Pasar Sarambu Rusak Parah, Komisi II DPRD Kolaka Utara Dorong Rehabilitasi Masuk APBD Perubahan

Parlemen89 Dilihat

KOLAKA UTARA, REPUBLIX.ID – Kondisi Pasar Sarambu di Kecamatan Porehu, Kabupaten Kolaka Utara, kian memprihatinkan. Sejumlah bangunan pasar dilaporkan rusak hingga roboh, membuat pedagang memilih berjualan di badan jalan dan memicu gangguan lalu lintas di kawasan tersebut.

Situasi itu mendorong Komisi II DPRD Kolaka Utara turun langsung meninjau kondisi pasar bersama Dinas Perdagangan, Pemerintah Desa Sarambu, dan pihak kecamatan.
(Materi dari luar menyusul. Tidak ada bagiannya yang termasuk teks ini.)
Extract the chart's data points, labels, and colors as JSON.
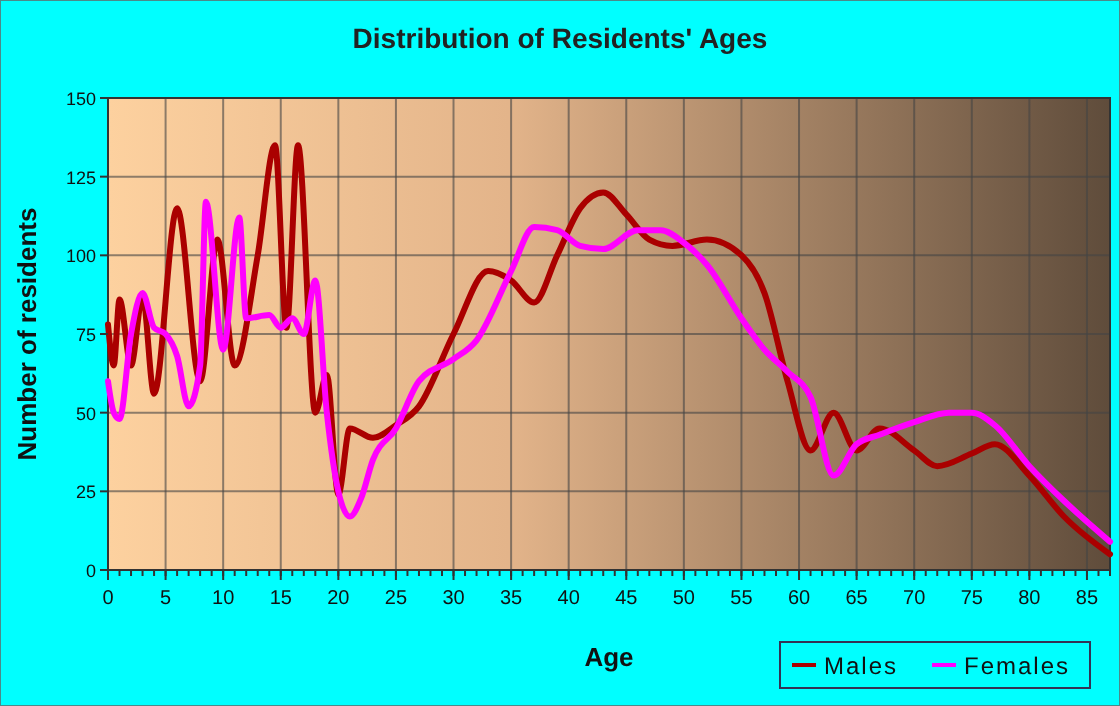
{
  "chart_data": {
    "type": "line",
    "title": "Distribution of Residents' Ages",
    "xlabel": "Age",
    "ylabel": "Number of residents",
    "xlim": [
      0,
      87
    ],
    "xticks": [
      0,
      5,
      10,
      15,
      20,
      25,
      30,
      35,
      40,
      45,
      50,
      55,
      60,
      65,
      70,
      75,
      80,
      85
    ],
    "ylim": [
      0,
      150
    ],
    "yticks": [
      0,
      25,
      50,
      75,
      100,
      125,
      150
    ],
    "grid": true,
    "legend": "bottom right",
    "line_style": "solid",
    "marker": "none",
    "series": [
      {
        "name": "Males",
        "color": "#aa0000",
        "x": [
          0,
          0.5,
          1,
          2,
          3,
          4,
          6,
          8,
          9.5,
          11,
          13,
          14.5,
          15.5,
          16.5,
          18,
          19,
          20,
          21,
          23,
          25,
          27,
          30,
          33,
          35,
          37,
          39,
          41,
          43,
          45,
          47,
          49,
          52,
          55,
          57,
          59,
          61,
          63,
          65,
          67,
          70,
          72,
          75,
          77,
          80,
          83,
          87
        ],
        "values": [
          78,
          65,
          86,
          65,
          87,
          56,
          115,
          60,
          105,
          65,
          100,
          135,
          77,
          135,
          50,
          62,
          24,
          45,
          42,
          46,
          52,
          75,
          95,
          92,
          85,
          100,
          115,
          120,
          113,
          105,
          103,
          105,
          100,
          88,
          60,
          38,
          50,
          38,
          45,
          38,
          33,
          37,
          40,
          30,
          17,
          5
        ]
      },
      {
        "name": "Females",
        "color": "#ff00ff",
        "x": [
          0,
          0.5,
          1,
          2,
          3,
          4,
          5,
          6,
          7,
          8,
          8.5,
          10,
          11.4,
          12,
          14,
          15,
          16,
          17,
          18,
          19,
          20,
          21,
          22,
          23,
          25,
          27,
          30,
          32,
          35,
          37,
          39,
          41,
          43,
          46,
          48,
          50,
          52,
          55,
          57,
          59,
          61,
          63,
          65,
          67,
          70,
          73,
          75,
          77,
          80,
          83,
          87
        ],
        "values": [
          60,
          50,
          48,
          75,
          88,
          77,
          75,
          68,
          52,
          65,
          117,
          70,
          112,
          80,
          81,
          77,
          80,
          75,
          92,
          50,
          25,
          17,
          23,
          35,
          45,
          60,
          67,
          73,
          95,
          109,
          108,
          103,
          102,
          108,
          108,
          104,
          97,
          80,
          70,
          63,
          55,
          30,
          40,
          43,
          47,
          50,
          50,
          46,
          33,
          22,
          9
        ]
      }
    ]
  }
}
Peninjauan dilakukan menjelang Ramadan 1447 Hijriah atau akhir Februari 2026 untuk memastikan kondisi pasar yang menjadi pusat aktivitas ekonomi masyarakat Porehu tersebut.
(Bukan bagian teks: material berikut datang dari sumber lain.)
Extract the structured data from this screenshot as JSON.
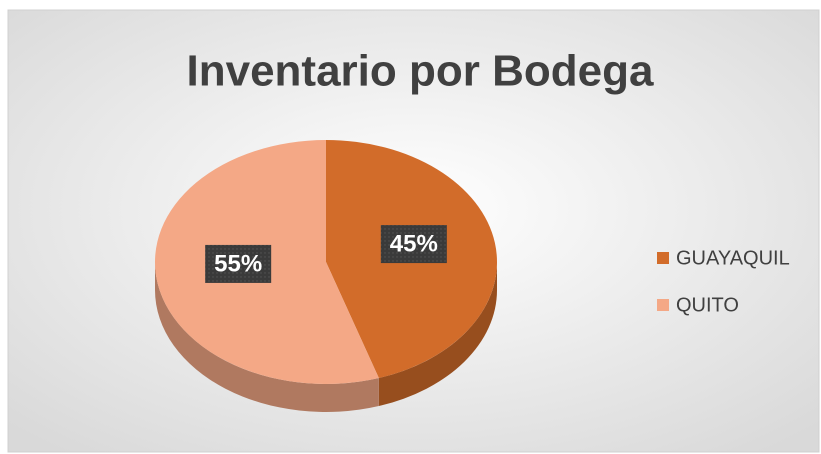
{
  "chart_data": {
    "type": "pie",
    "title": "Inventario por Bodega",
    "categories": [
      "GUAYAQUIL",
      "QUITO"
    ],
    "values": [
      45,
      55
    ],
    "value_labels": [
      "45%",
      "55%"
    ],
    "colors": [
      "#d26c2a",
      "#f4a886"
    ],
    "legend": "right"
  }
}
Tak hanya melakukan inspeksi lapangan, Komisi II DPRD juga menggelar rapat kerja bersama Dinas Perdagangan pada 3 Maret 2026 guna membahas langkah penanganan sementara hingga peluang penganggaran rehabilitasi pasar melalui Anggaran Pendapatan dan Belanja Daerah (APBD) Perubahan.

Wakil Ketua Komisi II DPRD Kolaka Utara, Ansar Ahosa, S.Sos, mengatakan kerusakan pasar sudah berada pada tahap yang mengkhawatirkan sehingga sebagian pedagang enggan lagi menempati lapak di dalam area pasar.
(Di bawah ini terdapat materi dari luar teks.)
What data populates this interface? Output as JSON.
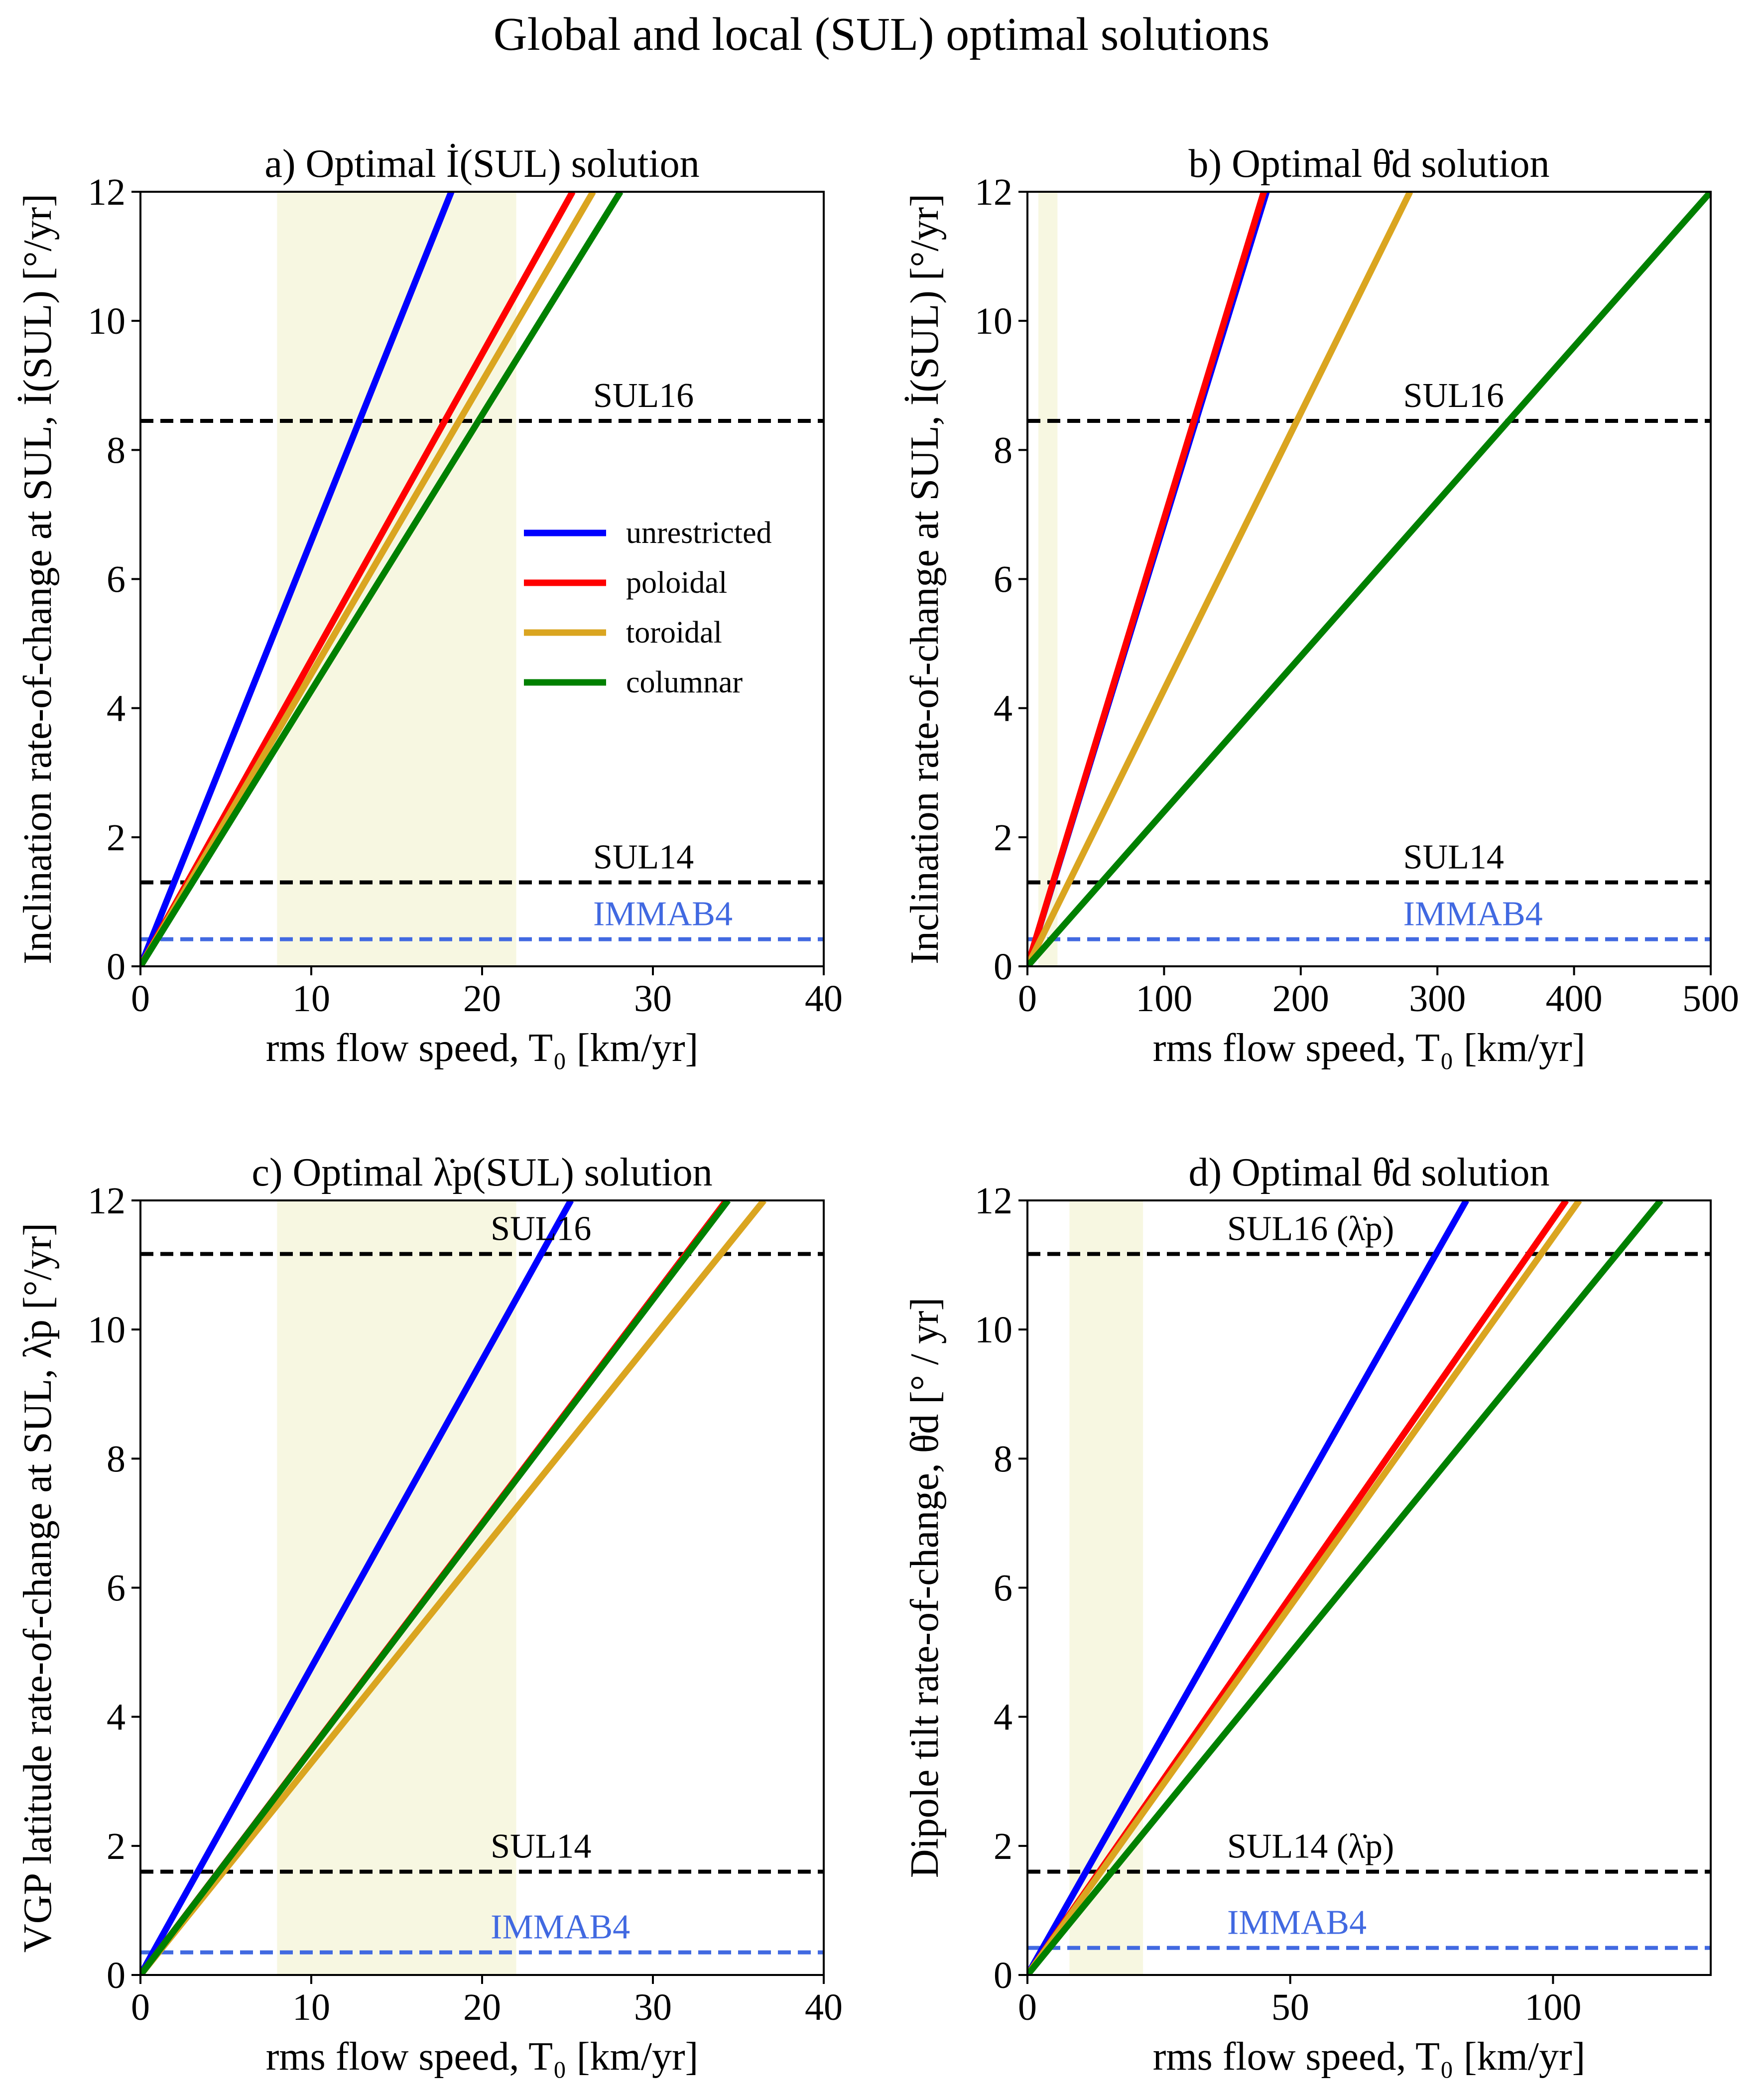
{
  "figure_title": "Global and local (SUL) optimal solutions",
  "legend": [
    {
      "label": "unrestricted",
      "color": "#0000ff"
    },
    {
      "label": "poloidal",
      "color": "#ff0000"
    },
    {
      "label": "toroidal",
      "color": "#daa520"
    },
    {
      "label": "columnar",
      "color": "#008000"
    }
  ],
  "colors": {
    "reference_line": "#000000",
    "immab4": "#4169e1",
    "shade": "#f7f7e1"
  },
  "chart_data": [
    {
      "id": "a",
      "type": "line",
      "title": "a) Optimal İ(SUL) solution",
      "xlabel": "rms flow speed, T₀ [km/yr]",
      "ylabel": "Inclination rate-of-change at SUL, İ(SUL) [°/yr]",
      "xlim": [
        0,
        40
      ],
      "ylim": [
        0,
        12
      ],
      "xticks": [
        0,
        10,
        20,
        30,
        40
      ],
      "yticks": [
        0,
        2,
        4,
        6,
        8,
        10,
        12
      ],
      "shaded_x": [
        8,
        22
      ],
      "series": [
        {
          "name": "unrestricted",
          "x": [
            0,
            18.2
          ],
          "y": [
            0,
            12
          ]
        },
        {
          "name": "poloidal",
          "x": [
            0,
            25.3
          ],
          "y": [
            0,
            12
          ]
        },
        {
          "name": "toroidal",
          "x": [
            0,
            26.5
          ],
          "y": [
            0,
            12
          ]
        },
        {
          "name": "columnar",
          "x": [
            0,
            28.1
          ],
          "y": [
            0,
            12
          ]
        }
      ],
      "hlines": [
        {
          "label": "SUL16",
          "y": 8.45,
          "kind": "ref"
        },
        {
          "label": "SUL14",
          "y": 1.3,
          "kind": "ref"
        },
        {
          "label": "IMMAB4",
          "y": 0.42,
          "kind": "immab"
        }
      ],
      "legend": true
    },
    {
      "id": "b",
      "type": "line",
      "title": "b) Optimal θ̇d solution",
      "xlabel": "rms flow speed, T₀ [km/yr]",
      "ylabel": "Inclination rate-of-change at SUL, İ(SUL) [°/yr]",
      "xlim": [
        0,
        500
      ],
      "ylim": [
        0,
        12
      ],
      "xticks": [
        0,
        100,
        200,
        300,
        400,
        500
      ],
      "yticks": [
        0,
        2,
        4,
        6,
        8,
        10,
        12
      ],
      "shaded_x": [
        8,
        22
      ],
      "series": [
        {
          "name": "unrestricted",
          "x": [
            0,
            175
          ],
          "y": [
            0,
            12
          ]
        },
        {
          "name": "poloidal",
          "x": [
            0,
            173
          ],
          "y": [
            0,
            12
          ]
        },
        {
          "name": "toroidal",
          "x": [
            0,
            280
          ],
          "y": [
            0,
            12
          ]
        },
        {
          "name": "columnar",
          "x": [
            0,
            500
          ],
          "y": [
            0,
            12
          ]
        }
      ],
      "hlines": [
        {
          "label": "SUL16",
          "y": 8.45,
          "kind": "ref"
        },
        {
          "label": "SUL14",
          "y": 1.3,
          "kind": "ref"
        },
        {
          "label": "IMMAB4",
          "y": 0.42,
          "kind": "immab"
        }
      ],
      "legend": false
    },
    {
      "id": "c",
      "type": "line",
      "title": "c) Optimal λ̇p(SUL) solution",
      "xlabel": "rms flow speed, T₀ [km/yr]",
      "ylabel": "VGP latitude rate-of-change at SUL, λ̇p [°/yr]",
      "xlim": [
        0,
        40
      ],
      "ylim": [
        0,
        12
      ],
      "xticks": [
        0,
        10,
        20,
        30,
        40
      ],
      "yticks": [
        0,
        2,
        4,
        6,
        8,
        10,
        12
      ],
      "shaded_x": [
        8,
        22
      ],
      "series": [
        {
          "name": "unrestricted",
          "x": [
            0,
            25.2
          ],
          "y": [
            0,
            12
          ]
        },
        {
          "name": "poloidal",
          "x": [
            0,
            34.3
          ],
          "y": [
            0,
            12
          ]
        },
        {
          "name": "toroidal",
          "x": [
            0,
            36.5
          ],
          "y": [
            0,
            12
          ]
        },
        {
          "name": "columnar",
          "x": [
            0,
            34.4
          ],
          "y": [
            0,
            12
          ]
        }
      ],
      "hlines": [
        {
          "label": "SUL16",
          "y": 11.17,
          "kind": "ref"
        },
        {
          "label": "SUL14",
          "y": 1.6,
          "kind": "ref"
        },
        {
          "label": "IMMAB4",
          "y": 0.35,
          "kind": "immab"
        }
      ],
      "legend": false
    },
    {
      "id": "d",
      "type": "line",
      "title": "d) Optimal θ̇d solution",
      "xlabel": "rms flow speed, T₀ [km/yr]",
      "ylabel": "Dipole tilt rate-of-change, θ̇d [° / yr]",
      "xlim": [
        0,
        130
      ],
      "ylim": [
        0,
        12
      ],
      "xticks": [
        0,
        50,
        100
      ],
      "yticks": [
        0,
        2,
        4,
        6,
        8,
        10,
        12
      ],
      "shaded_x": [
        8,
        22
      ],
      "series": [
        {
          "name": "unrestricted",
          "x": [
            0,
            83.5
          ],
          "y": [
            0,
            12
          ]
        },
        {
          "name": "poloidal",
          "x": [
            0,
            102.5
          ],
          "y": [
            0,
            12
          ]
        },
        {
          "name": "toroidal",
          "x": [
            0,
            105
          ],
          "y": [
            0,
            12
          ]
        },
        {
          "name": "columnar",
          "x": [
            0,
            120.5
          ],
          "y": [
            0,
            12
          ]
        }
      ],
      "hlines": [
        {
          "label": "SUL16 (λ̇p)",
          "y": 11.17,
          "kind": "ref"
        },
        {
          "label": "SUL14 (λ̇p)",
          "y": 1.6,
          "kind": "ref"
        },
        {
          "label": "IMMAB4",
          "y": 0.42,
          "kind": "immab"
        }
      ],
      "legend": false
    }
  ]
}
“Sebagian bangunan sudah roboh dan tidak aman digunakan. Pedagang akhirnya memilih berjualan di pinggir jalan karena merasa lebih aman dan lebih mudah dijangkau pembeli,” kata Ansar, Minggu (10/5/2026).

Menurutnya, kondisi tersebut bukan hanya mengganggu kenyamanan aktivitas perdagangan, tetapi juga mulai berdampak terhadap kelancaran arus kendaraan di jalur utama Desa Sarambu.

Pasar Sarambu sendiri merupakan pasar yang dibangun menggunakan anggaran APBD Kabupaten Kolaka Utara pada masa pemerintahan sebelumnya. Namun, seiring waktu, kondisi infrastrukturnya mengalami penurunan tanpa perbaikan signifikan.

Ansar menyebut Dinas Perdagangan telah berupaya mencari solusi dengan mempertemukan DPRD, pemerintah desa, hingga pemerintah kecamatan untuk membahas langkah penanganan. Bahkan, usulan bantuan rehabilitasi juga telah diarahkan ke Pemerintah Provinsi Sulawesi Tenggara hingga pemerintah pusat.

Meski demikian, upaya perbaikan belum dapat direalisasikan dalam waktu dekat lantaran keterbatasan anggaran. APBD induk tahun berjalan disebut telah ditetapkan sebelum kondisi pasar menjadi perhatian serius.

“Kita terkendala karena APBD induk sudah berjalan. Karena itu, salah satu opsi yang paling memungkinkan adalah mendorong rehabilitasi pasar masuk dalam pembahasan APBD Perubahan,” ujarnya.

Berdasarkan estimasi awal Dinas Perdagangan, kebutuhan anggaran rehabilitasi Pasar Sarambu diperkirakan mencapai sekitar Rp200 juta.

Komisi II DPRD berharap pemerintah daerah dapat segera mengalokasikan anggaran tersebut agar aktivitas perdagangan kembali terpusat di dalam area pasar dan tidak lagi menggunakan badan jalan.

“Kalau pasar sudah dibenahi dan layak digunakan, tentu pedagang bisa diarahkan kembali masuk ke dalam pasar. Itu penting demi kenyamanan pedagang dan keselamatan pengguna jalan,” tutup Ansar.